In the valley below is a bear sanctuary operated by Animals Asia and sometimes open to visitors. We watch two species – moon bears and the smaller sun bears – romp, swim and climb within a specially constructed recreation habitat. Both look like wild-haired, punk-rock versions of North American black bears and have vivid white chevron collars. They have arrived here from bear bile farms where they live in cruelly close confinement, as their bile is repeatedly extracted until they expire.

The practice is now illegal, although loopholes make the law difficult to enforce, says Tuan Bendixsen, the director of the centre. “Bear bile extraction is still going on,” he says. “You can still buy it down in Hanoi if you want to.”
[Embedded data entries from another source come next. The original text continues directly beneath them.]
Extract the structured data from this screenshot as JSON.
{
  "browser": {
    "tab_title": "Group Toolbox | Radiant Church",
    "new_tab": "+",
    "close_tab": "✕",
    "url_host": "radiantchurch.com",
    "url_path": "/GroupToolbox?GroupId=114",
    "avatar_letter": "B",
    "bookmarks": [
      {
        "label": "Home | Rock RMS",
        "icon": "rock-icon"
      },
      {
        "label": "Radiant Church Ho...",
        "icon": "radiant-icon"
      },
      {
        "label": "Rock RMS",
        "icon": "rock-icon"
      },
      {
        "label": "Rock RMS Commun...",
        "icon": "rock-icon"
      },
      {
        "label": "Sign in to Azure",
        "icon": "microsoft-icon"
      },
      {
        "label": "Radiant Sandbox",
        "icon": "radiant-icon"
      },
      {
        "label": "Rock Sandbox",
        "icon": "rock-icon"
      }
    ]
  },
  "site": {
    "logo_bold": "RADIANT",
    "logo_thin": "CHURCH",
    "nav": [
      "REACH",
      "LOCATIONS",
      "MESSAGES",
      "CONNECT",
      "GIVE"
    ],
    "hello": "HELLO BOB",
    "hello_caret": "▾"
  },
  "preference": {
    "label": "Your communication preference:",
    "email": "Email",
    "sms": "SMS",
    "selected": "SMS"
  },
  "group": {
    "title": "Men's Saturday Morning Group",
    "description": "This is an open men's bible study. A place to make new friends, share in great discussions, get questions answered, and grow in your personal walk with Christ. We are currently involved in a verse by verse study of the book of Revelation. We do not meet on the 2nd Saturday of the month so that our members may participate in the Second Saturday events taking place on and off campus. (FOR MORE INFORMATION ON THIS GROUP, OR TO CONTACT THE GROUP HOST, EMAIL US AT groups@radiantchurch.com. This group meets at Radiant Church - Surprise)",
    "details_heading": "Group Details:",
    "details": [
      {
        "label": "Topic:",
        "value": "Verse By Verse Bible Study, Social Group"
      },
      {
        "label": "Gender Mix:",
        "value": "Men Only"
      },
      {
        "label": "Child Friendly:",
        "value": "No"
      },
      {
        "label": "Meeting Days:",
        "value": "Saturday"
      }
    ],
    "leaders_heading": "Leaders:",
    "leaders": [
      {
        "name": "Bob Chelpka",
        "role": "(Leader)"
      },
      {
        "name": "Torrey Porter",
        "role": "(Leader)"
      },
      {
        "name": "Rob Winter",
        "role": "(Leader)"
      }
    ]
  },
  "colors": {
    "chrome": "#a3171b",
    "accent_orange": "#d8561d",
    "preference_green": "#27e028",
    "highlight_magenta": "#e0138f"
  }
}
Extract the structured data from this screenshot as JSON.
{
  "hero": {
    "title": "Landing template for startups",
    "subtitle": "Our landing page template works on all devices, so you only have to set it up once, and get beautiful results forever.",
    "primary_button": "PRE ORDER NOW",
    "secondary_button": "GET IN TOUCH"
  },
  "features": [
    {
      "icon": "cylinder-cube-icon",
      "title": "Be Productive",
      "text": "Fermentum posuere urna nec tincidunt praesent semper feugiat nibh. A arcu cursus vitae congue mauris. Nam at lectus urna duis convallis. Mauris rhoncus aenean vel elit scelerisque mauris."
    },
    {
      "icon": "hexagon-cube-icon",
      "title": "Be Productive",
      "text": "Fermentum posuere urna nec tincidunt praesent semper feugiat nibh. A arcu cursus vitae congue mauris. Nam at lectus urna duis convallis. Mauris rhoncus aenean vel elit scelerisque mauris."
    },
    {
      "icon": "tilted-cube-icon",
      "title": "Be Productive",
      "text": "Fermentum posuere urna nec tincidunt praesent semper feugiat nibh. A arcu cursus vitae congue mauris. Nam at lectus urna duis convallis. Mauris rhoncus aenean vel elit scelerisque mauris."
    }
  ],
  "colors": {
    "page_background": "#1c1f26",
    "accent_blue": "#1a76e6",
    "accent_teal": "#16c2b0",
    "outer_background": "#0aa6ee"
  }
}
Many of the bears he gets “are missing limbs or are damaged in other ways,” he says, which makes their chances for return to the wild slender. And suitable wild land for such releases is increasingly rare, he says, as the human population and the national economy grow.

The corruption that afflicts Vietnam’s one-party government, along with the growing economy, are major factors in the disappearance of natural habitat and endangered species. Corruption is given as a major reason for weak protections and slack enforcement by the conservation groups we speak with.

“There are issues with corruption in all segments of Vietnamese society, and forest protection is no different,” says Andrew Tilker, a US field researcher who tracks the saola and other rare species.

Some courageous officials push back, and both homegrown and international conservation groups can cite successes. But the consensus view is that the wider prospect for Vietnam’s wild species is quickly deteriorating. The country’s government has earned a corruption ranking from the group Transparency International that could be charitably summarised as “dismal”.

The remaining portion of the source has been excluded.